Hijra - Religion and Expressive Culture



Religious Beliefs. The power of the hijras as a sexually ambiguous category can only be understood in the religious context of Hinduism. In Hindu mythology, ritual, and art, the power of the combined man/woman, or androgyne, is a frequent and significant theme. Bahuchara Mata, the main object of hijra veneration, is specifically associated with transvestism and transgenderism. All hijra households contain a shrine to the goddess that is used in daily prayer. Hijras also identify with Shiva, a central, sexually ambivalent figure in Hinduism, who combines in himself, as do the hijras, both eroticism and asceticism. One of the most popular forms of Shiva is Ardhanarisvara, or half-man/half-woman, which represents Shiva united with his shakti (female creative power). The hijras identify with this form of Shiva and often worship at Shiva temples. The religious meaning of the hijra role is expressed in stories linking hijras with the major figures of the Hindu Great Tradition, such as Arjuna (who lives for a year as a eunuch in the epic, the Mahabharata ), Shiva, Buhuchara Mata (the mother goddess), and Krishna, all of whom are associated with sexual ambivalence.

Ceremonies. The central ceremony of hijra life—and the one that defines them as a group—is the emasculation operation in which all or part of the male genitals are removed. This operation is viewed as a rebirth; the new hijra created by it is called a nirvan. For the hijras, emasculation completes the transformation from impotent male to potent hijra. Emasculation links the hijras to both Shiva and the mother goddess and sanctions their performances at births and Weddings, in which they are regarded as vehicles of the goddess's creative power. Bahuchara has a special connection with the hijras as emasculated, impotent men. Hijras believe that any impotent man who resists a call from the goddess to emasculate himself will be born impotent for seven future births. Emasculation increases the identification of the hijras with their goddess, and it is in her name that the operation is ritually performed. A hijra, called a "midwife," performs the operation after receiving sanction from the goddess. The ritual of the surgery and many of the postoperative restrictions involving special diet and seclusion imitate those of a woman who has just given birth. At the end of the forty-day isolation period, the nirvan is dressed as a bride, is taken in procession to a body of water and subsequently to a ritual involving fertility symbolism relating to marriage and childbirth, becomes a hijra, and is then invested with the power of the goddess. In the hijra emasculation ritual, we have a culmination of the paradoxes and contradictions characteristic of Hinduism: impotent, emasculated man, transformed by female generative power into creative ascetics, becomes able to bless others with fertility and fortune.

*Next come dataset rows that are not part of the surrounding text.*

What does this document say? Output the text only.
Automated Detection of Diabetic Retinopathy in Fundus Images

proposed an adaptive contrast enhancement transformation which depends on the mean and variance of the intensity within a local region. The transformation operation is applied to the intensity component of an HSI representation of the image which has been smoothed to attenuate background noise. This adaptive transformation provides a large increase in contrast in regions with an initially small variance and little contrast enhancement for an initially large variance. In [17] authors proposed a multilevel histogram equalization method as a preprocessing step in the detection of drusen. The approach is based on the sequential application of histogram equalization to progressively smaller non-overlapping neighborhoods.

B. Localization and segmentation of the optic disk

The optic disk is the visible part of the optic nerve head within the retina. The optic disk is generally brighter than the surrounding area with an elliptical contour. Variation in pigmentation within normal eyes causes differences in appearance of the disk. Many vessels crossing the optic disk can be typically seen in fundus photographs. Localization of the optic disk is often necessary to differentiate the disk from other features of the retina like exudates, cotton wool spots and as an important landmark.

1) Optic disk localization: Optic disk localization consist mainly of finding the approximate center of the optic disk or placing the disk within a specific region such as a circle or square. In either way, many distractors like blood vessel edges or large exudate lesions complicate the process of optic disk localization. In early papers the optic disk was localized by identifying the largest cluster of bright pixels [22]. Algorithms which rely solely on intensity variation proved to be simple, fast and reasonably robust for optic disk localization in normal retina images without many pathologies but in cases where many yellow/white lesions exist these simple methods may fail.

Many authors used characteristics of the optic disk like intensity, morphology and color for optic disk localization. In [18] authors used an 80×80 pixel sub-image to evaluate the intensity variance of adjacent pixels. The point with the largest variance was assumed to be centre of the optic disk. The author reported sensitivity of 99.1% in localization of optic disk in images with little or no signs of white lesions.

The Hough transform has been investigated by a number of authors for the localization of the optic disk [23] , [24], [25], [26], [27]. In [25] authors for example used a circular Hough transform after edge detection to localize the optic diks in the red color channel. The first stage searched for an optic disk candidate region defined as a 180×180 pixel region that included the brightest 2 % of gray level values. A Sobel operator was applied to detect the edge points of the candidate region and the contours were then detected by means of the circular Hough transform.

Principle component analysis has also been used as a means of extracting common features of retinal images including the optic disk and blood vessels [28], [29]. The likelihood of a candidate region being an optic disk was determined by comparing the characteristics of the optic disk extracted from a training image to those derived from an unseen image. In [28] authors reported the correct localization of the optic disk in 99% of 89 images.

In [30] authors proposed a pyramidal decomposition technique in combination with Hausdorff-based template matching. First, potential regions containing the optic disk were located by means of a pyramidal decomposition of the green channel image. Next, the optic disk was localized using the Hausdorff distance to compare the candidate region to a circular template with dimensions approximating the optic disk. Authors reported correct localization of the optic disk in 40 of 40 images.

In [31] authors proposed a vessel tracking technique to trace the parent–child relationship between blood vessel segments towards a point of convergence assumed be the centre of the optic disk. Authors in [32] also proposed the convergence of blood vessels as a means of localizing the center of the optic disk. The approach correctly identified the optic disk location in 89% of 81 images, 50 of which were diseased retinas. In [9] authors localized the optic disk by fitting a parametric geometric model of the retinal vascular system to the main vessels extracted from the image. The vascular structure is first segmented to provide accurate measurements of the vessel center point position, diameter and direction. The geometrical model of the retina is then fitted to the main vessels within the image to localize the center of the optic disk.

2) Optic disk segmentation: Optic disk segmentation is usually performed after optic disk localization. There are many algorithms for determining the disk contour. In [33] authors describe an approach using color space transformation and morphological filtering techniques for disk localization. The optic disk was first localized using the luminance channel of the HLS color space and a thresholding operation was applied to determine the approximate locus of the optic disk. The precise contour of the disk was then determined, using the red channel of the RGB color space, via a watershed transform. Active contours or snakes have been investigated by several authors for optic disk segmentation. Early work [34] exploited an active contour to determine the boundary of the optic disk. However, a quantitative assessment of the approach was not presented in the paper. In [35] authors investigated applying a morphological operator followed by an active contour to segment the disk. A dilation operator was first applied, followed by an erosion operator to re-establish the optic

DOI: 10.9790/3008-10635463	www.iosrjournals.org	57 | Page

Art and Performance. Hijras are performers at points in the life cycle related to reproduction, and thus much of their expressive culture employs fertility symbolism. Hijra performances are burlesques of female behavior. Much of the comedy of their performances derives from the incongruities between their behavior and that of ordinary women, restrained by norms of propriety. Hijras use coarse speech and gestures and make sexual innuendos, teasing the male children present and also making fun of various family members and family relationships. There are some songs and comedic routines that are a traditional part of hijra performances, most notably one in which a hijra acts as a pregnant woman commenting on the difficulties at each state of the pregnancy. In all the performances blessing the newborn male, the hijras inspect the infant's genitals. It is believed that any child born a hermaphrodite will be claimed by the hijras for their own. In addition to traditional elements hijra performances also include popular songs and dances from current favorite films.